The first link is interesting. And too bad it is in Spanish for those of you who don’t speak English. It is an important piece about what happens when a central bank is not independent. 

The opinion piece from Argentine daily “La Nacion” points out that that country’s President Cristina Fernandez de Kirchner has demanded the central bank use its foreign reserves as a kitty to pay public debt maturities (Spanish language article from Clarin here). The problem with this, as Michael Pettis has pointed out, is that the reserves represent borrowed money.

…the PBoC has a balance sheet consisting on one side of dollar assets (and here “dollar” is short-hand for all foreign assets).   Against this and on the other side it has a roughly equivalent amount of RMB liabilities (I say “roughly” because when you run a mismatched balance sheet, changes in the relative value of assets and liabilities will create losses or profits).

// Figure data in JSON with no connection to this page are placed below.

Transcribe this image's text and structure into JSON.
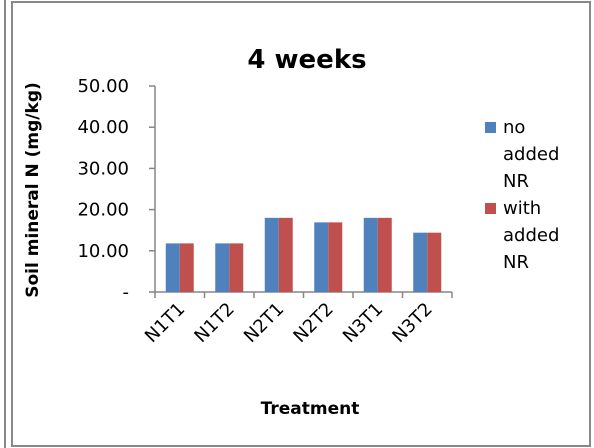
{
  "chart_data": {
    "type": "bar",
    "title": "4 weeks",
    "xlabel": "Treatment",
    "ylabel": "Soil mineral N (mg/kg)",
    "categories": [
      "N1T1",
      "N1T2",
      "N2T1",
      "N2T2",
      "N3T1",
      "N3T2"
    ],
    "series": [
      {
        "name": "no added NR",
        "color": "#4f81bd",
        "values": [
          11.8,
          11.8,
          18.0,
          16.9,
          18.0,
          14.4
        ]
      },
      {
        "name": "with added NR",
        "color": "#c0504d",
        "values": [
          11.8,
          11.8,
          18.0,
          16.9,
          18.0,
          14.4
        ]
      }
    ],
    "ylim": [
      0,
      50
    ],
    "yticks": [
      {
        "value": 0,
        "label": "-"
      },
      {
        "value": 10,
        "label": "10.00"
      },
      {
        "value": 20,
        "label": "20.00"
      },
      {
        "value": 30,
        "label": "30.00"
      },
      {
        "value": 40,
        "label": "40.00"
      },
      {
        "value": 50,
        "label": "50.00"
      }
    ],
    "grid": false,
    "legend": "right"
  }
}
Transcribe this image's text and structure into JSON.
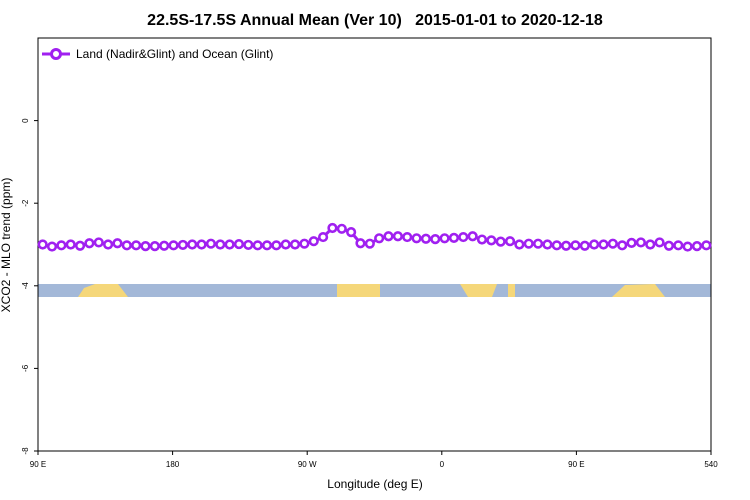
{
  "chart_data": {
    "type": "line",
    "title": "22.5S-17.5S Annual Mean (Ver 10)   2015-01-01 to 2020-12-18",
    "xlabel": "Longitude (deg E)",
    "ylabel": "XCO2 - MLO trend (ppm)",
    "xlim": [
      90,
      540
    ],
    "ylim": [
      -8,
      2
    ],
    "xticks": [
      {
        "value": 90,
        "label": "90 E"
      },
      180,
      {
        "value": 270,
        "label": "90 W"
      },
      {
        "value": 360,
        "label": "0"
      },
      {
        "value": 450,
        "label": "90 E"
      },
      540
    ],
    "yticks": [
      -8,
      -6,
      -4,
      -2,
      0
    ],
    "legend": "upper left",
    "x": [
      93.125,
      99.375,
      105.625,
      111.875,
      118.125,
      124.375,
      130.625,
      136.875,
      143.125,
      149.375,
      155.625,
      161.875,
      168.125,
      174.375,
      180.625,
      186.875,
      193.125,
      199.375,
      205.625,
      211.875,
      218.125,
      224.375,
      230.625,
      236.875,
      243.125,
      249.375,
      255.625,
      261.875,
      268.125,
      274.375,
      280.625,
      286.875,
      293.125,
      299.375,
      305.625,
      311.875,
      318.125,
      324.375,
      330.625,
      336.875,
      343.125,
      349.375,
      355.625,
      361.875,
      368.125,
      374.375,
      380.625,
      386.875,
      393.125,
      399.375,
      405.625,
      411.875,
      418.125,
      424.375,
      430.625,
      436.875,
      443.125,
      449.375,
      455.625,
      461.875,
      468.125,
      474.375,
      480.625,
      486.875,
      493.125,
      499.375,
      505.625,
      511.875,
      518.125,
      524.375,
      530.625,
      536.875
    ],
    "series": [
      {
        "name": "Land (Nadir&Glint) and Ocean (Glint)",
        "color": "#a020f0",
        "values": [
          -3.0,
          -3.05,
          -3.02,
          -3.0,
          -3.03,
          -2.97,
          -2.95,
          -3.0,
          -2.97,
          -3.02,
          -3.02,
          -3.04,
          -3.04,
          -3.03,
          -3.02,
          -3.01,
          -3.0,
          -3.0,
          -2.98,
          -3.0,
          -3.0,
          -2.99,
          -3.01,
          -3.02,
          -3.02,
          -3.02,
          -3.0,
          -3.0,
          -2.98,
          -2.92,
          -2.82,
          -2.6,
          -2.62,
          -2.7,
          -2.97,
          -2.98,
          -2.85,
          -2.8,
          -2.8,
          -2.82,
          -2.85,
          -2.86,
          -2.87,
          -2.85,
          -2.84,
          -2.82,
          -2.8,
          -2.88,
          -2.9,
          -2.93,
          -2.92,
          -3.0,
          -2.98,
          -2.98,
          -3.0,
          -3.02,
          -3.03,
          -3.02,
          -3.03,
          -3.0,
          -3.0,
          -2.98,
          -3.02,
          -2.96,
          -2.95,
          -3.0,
          -2.95,
          -3.03,
          -3.02,
          -3.05,
          -3.04,
          -3.02
        ]
      }
    ]
  }
}
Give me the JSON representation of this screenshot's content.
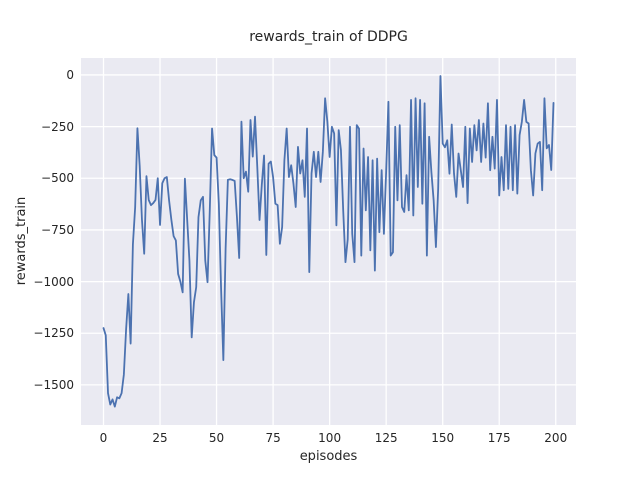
{
  "chart_data": {
    "type": "line",
    "title": "rewards_train of DDPG",
    "xlabel": "episodes",
    "ylabel": "rewards_train",
    "legend": "none",
    "grid": true,
    "xlim": [
      -9.95,
      208.95
    ],
    "ylim": [
      -1694,
      82
    ],
    "x_ticks": [
      0,
      25,
      50,
      75,
      100,
      125,
      150,
      175,
      200
    ],
    "x_tick_labels": [
      "0",
      "25",
      "50",
      "75",
      "100",
      "125",
      "150",
      "175",
      "200"
    ],
    "y_ticks": [
      0,
      -250,
      -500,
      -750,
      -1000,
      -1250,
      -1500
    ],
    "y_tick_labels": [
      "0",
      "−250",
      "−500",
      "−750",
      "−1000",
      "−1250",
      "−1500"
    ],
    "styles": {
      "figure_bg": "#ffffff",
      "axes_bg": "#eaeaf2",
      "grid_color": "#ffffff",
      "text_color": "#262626",
      "line_color": "#4c72b0",
      "line_width": 1.8,
      "grid_width": 1.3
    },
    "series": [
      {
        "name": "rewards_train",
        "color": "#4c72b0",
        "x_start": 0,
        "x_step": 1,
        "values": [
          -1225,
          -1260,
          -1540,
          -1595,
          -1570,
          -1605,
          -1560,
          -1565,
          -1540,
          -1450,
          -1230,
          -1060,
          -1300,
          -820,
          -640,
          -258,
          -440,
          -700,
          -865,
          -490,
          -605,
          -630,
          -620,
          -605,
          -500,
          -726,
          -524,
          -500,
          -494,
          -607,
          -700,
          -780,
          -801,
          -963,
          -1000,
          -1052,
          -502,
          -700,
          -898,
          -1270,
          -1100,
          -1027,
          -688,
          -607,
          -590,
          -898,
          -1003,
          -655,
          -259,
          -388,
          -400,
          -623,
          -1035,
          -1380,
          -840,
          -508,
          -505,
          -508,
          -513,
          -686,
          -886,
          -226,
          -500,
          -468,
          -565,
          -218,
          -395,
          -202,
          -444,
          -702,
          -532,
          -390,
          -871,
          -430,
          -419,
          -495,
          -623,
          -630,
          -817,
          -736,
          -413,
          -259,
          -494,
          -437,
          -526,
          -639,
          -348,
          -477,
          -413,
          -590,
          -259,
          -954,
          -477,
          -372,
          -494,
          -372,
          -518,
          -372,
          -113,
          -227,
          -397,
          -251,
          -283,
          -728,
          -267,
          -364,
          -655,
          -906,
          -795,
          -251,
          -769,
          -906,
          -243,
          -260,
          -874,
          -356,
          -655,
          -397,
          -849,
          -413,
          -947,
          -405,
          -761,
          -461,
          -769,
          -466,
          -130,
          -874,
          -858,
          -251,
          -607,
          -243,
          -639,
          -663,
          -485,
          -655,
          -121,
          -680,
          -113,
          -542,
          -121,
          -623,
          -137,
          -874,
          -299,
          -470,
          -607,
          -833,
          -550,
          -5,
          -332,
          -350,
          -316,
          -478,
          -240,
          -477,
          -590,
          -380,
          -461,
          -542,
          -251,
          -620,
          -259,
          -421,
          -243,
          -365,
          -218,
          -421,
          -235,
          -400,
          -137,
          -461,
          -299,
          -453,
          -121,
          -583,
          -397,
          -558,
          -243,
          -551,
          -251,
          -558,
          -243,
          -574,
          -291,
          -227,
          -121,
          -227,
          -235,
          -461,
          -583,
          -380,
          -332,
          -324,
          -558,
          -113,
          -355,
          -339,
          -460,
          -135
        ]
      }
    ]
  }
}
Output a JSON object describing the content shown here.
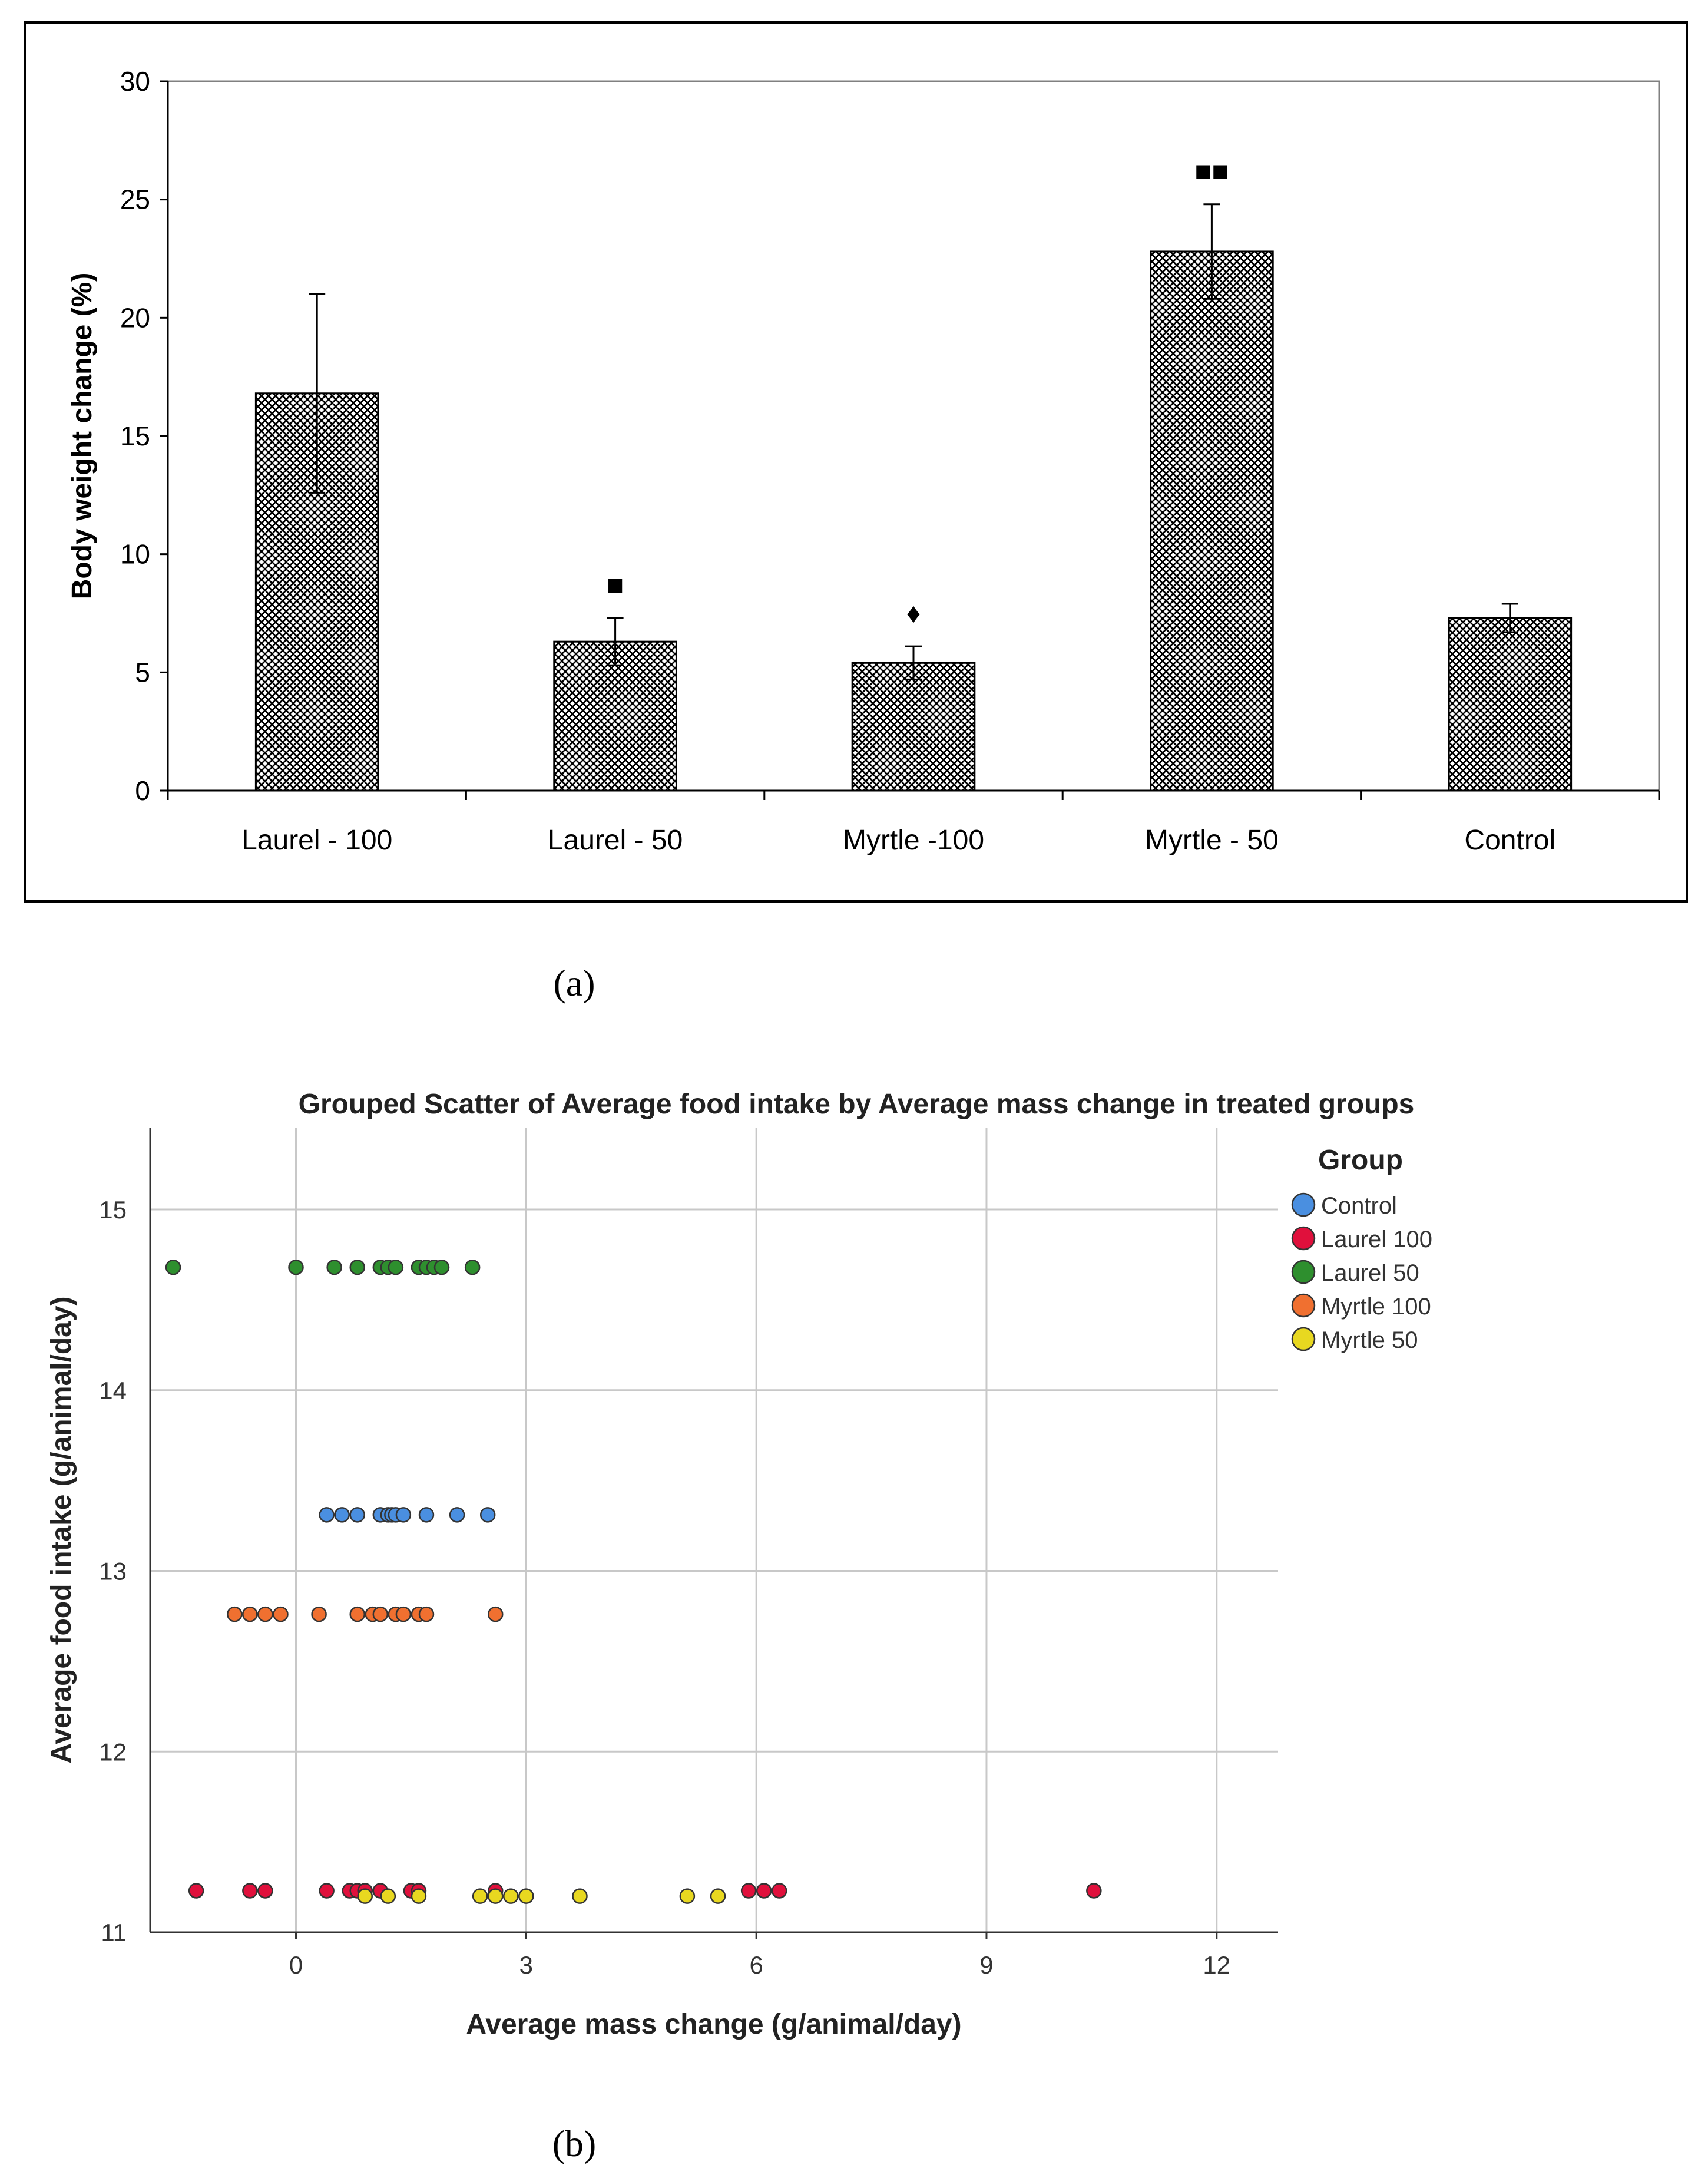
{
  "chart_data": [
    {
      "type": "bar",
      "title": "",
      "categories": [
        "Laurel - 100",
        "Laurel - 50",
        "Myrtle -100",
        "Myrtle - 50",
        "Control"
      ],
      "values": [
        16.8,
        6.3,
        5.4,
        22.8,
        7.3
      ],
      "errors": [
        4.2,
        1.0,
        0.7,
        2.0,
        0.6
      ],
      "markers": [
        "",
        "■",
        "♦",
        "■■",
        ""
      ],
      "xlabel": "",
      "ylabel": "Body weight change (%)",
      "ylim": [
        0,
        30
      ],
      "yticks": [
        0,
        5,
        10,
        15,
        20,
        25,
        30
      ],
      "panel_label": "(a)",
      "fill": "crosshatch",
      "grid": false
    },
    {
      "type": "scatter",
      "title": "Grouped Scatter of Average food intake by Average mass change in treated groups",
      "xlabel": "Average mass change (g/animal/day)",
      "ylabel": "Average food intake (g/animal/day)",
      "xlim": [
        -1.9,
        12.8
      ],
      "ylim": [
        11,
        15.45
      ],
      "xticks": [
        0,
        3,
        6,
        9,
        12
      ],
      "yticks": [
        11,
        12,
        13,
        14,
        15
      ],
      "grid": true,
      "legend_title": "Group",
      "legend_position": "top-right",
      "panel_label": "(b)",
      "series": [
        {
          "name": "Control",
          "color": "#4a8fe0",
          "y": 13.31,
          "x": [
            0.4,
            0.6,
            0.8,
            1.1,
            1.2,
            1.25,
            1.3,
            1.4,
            1.7,
            2.1,
            2.5
          ]
        },
        {
          "name": "Laurel 100",
          "color": "#e0103c",
          "y": 11.23,
          "x": [
            -1.3,
            -0.6,
            -0.4,
            0.4,
            0.7,
            0.8,
            0.9,
            1.1,
            1.5,
            1.6,
            2.6,
            5.9,
            6.1,
            6.3,
            10.4
          ]
        },
        {
          "name": "Laurel 50",
          "color": "#2e8f2e",
          "y": 14.68,
          "x": [
            -1.6,
            0.0,
            0.5,
            0.8,
            1.1,
            1.2,
            1.3,
            1.6,
            1.7,
            1.8,
            1.9,
            2.3
          ]
        },
        {
          "name": "Myrtle 100",
          "color": "#f07030",
          "y": 12.76,
          "x": [
            -0.8,
            -0.6,
            -0.4,
            -0.2,
            0.3,
            0.8,
            1.0,
            1.1,
            1.3,
            1.4,
            1.6,
            1.7,
            2.6
          ]
        },
        {
          "name": "Myrtle 50",
          "color": "#e8d820",
          "y": 11.2,
          "x": [
            0.9,
            1.2,
            1.6,
            2.4,
            2.6,
            2.8,
            3.0,
            3.7,
            5.1,
            5.5
          ]
        }
      ]
    }
  ]
}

Here is where things get interesting.  China’s reserves are often thought of as if they were a treasure trove available for spending.  They are not.  They are simply the asset side of the mismatched balance sheet.  If the PBoC wanted to “spend” $100, say for example to recapitalize a bank, it could do so, but this would automatically create a $100 dollar hole in its balance sheet. – it would still owe the RMB that it borrowed originally to purchase the $100.  To put it another way, the reserves are not a savings account, free for the PBoC to spend as it likes.  Reserves are effectively borrowed money.

In January, Martin Redrado, the head of the Argentine central bank quit over this issue. What Cristina Fernandez de Kirchner is doing is inflationary. It is monetizing Argentina’s foreign debt by using foreign currency reserves (an asset) to buy up maturing debt by having the central bank print money (a liability) to balance the balance sheet. Her policy debases the Argentine currency and is the road to ruin.

An analyst said of the situation:

“Despite being independent on paper, in Argentina the central bank lost its independence over the past decade,” Segura said in a Jan. 22 telephone interview. “Redrado is responsible for that because he never stood up to the Kirchners until it was very late.”

Remember this as we watch the Federal Reserve’s own actions.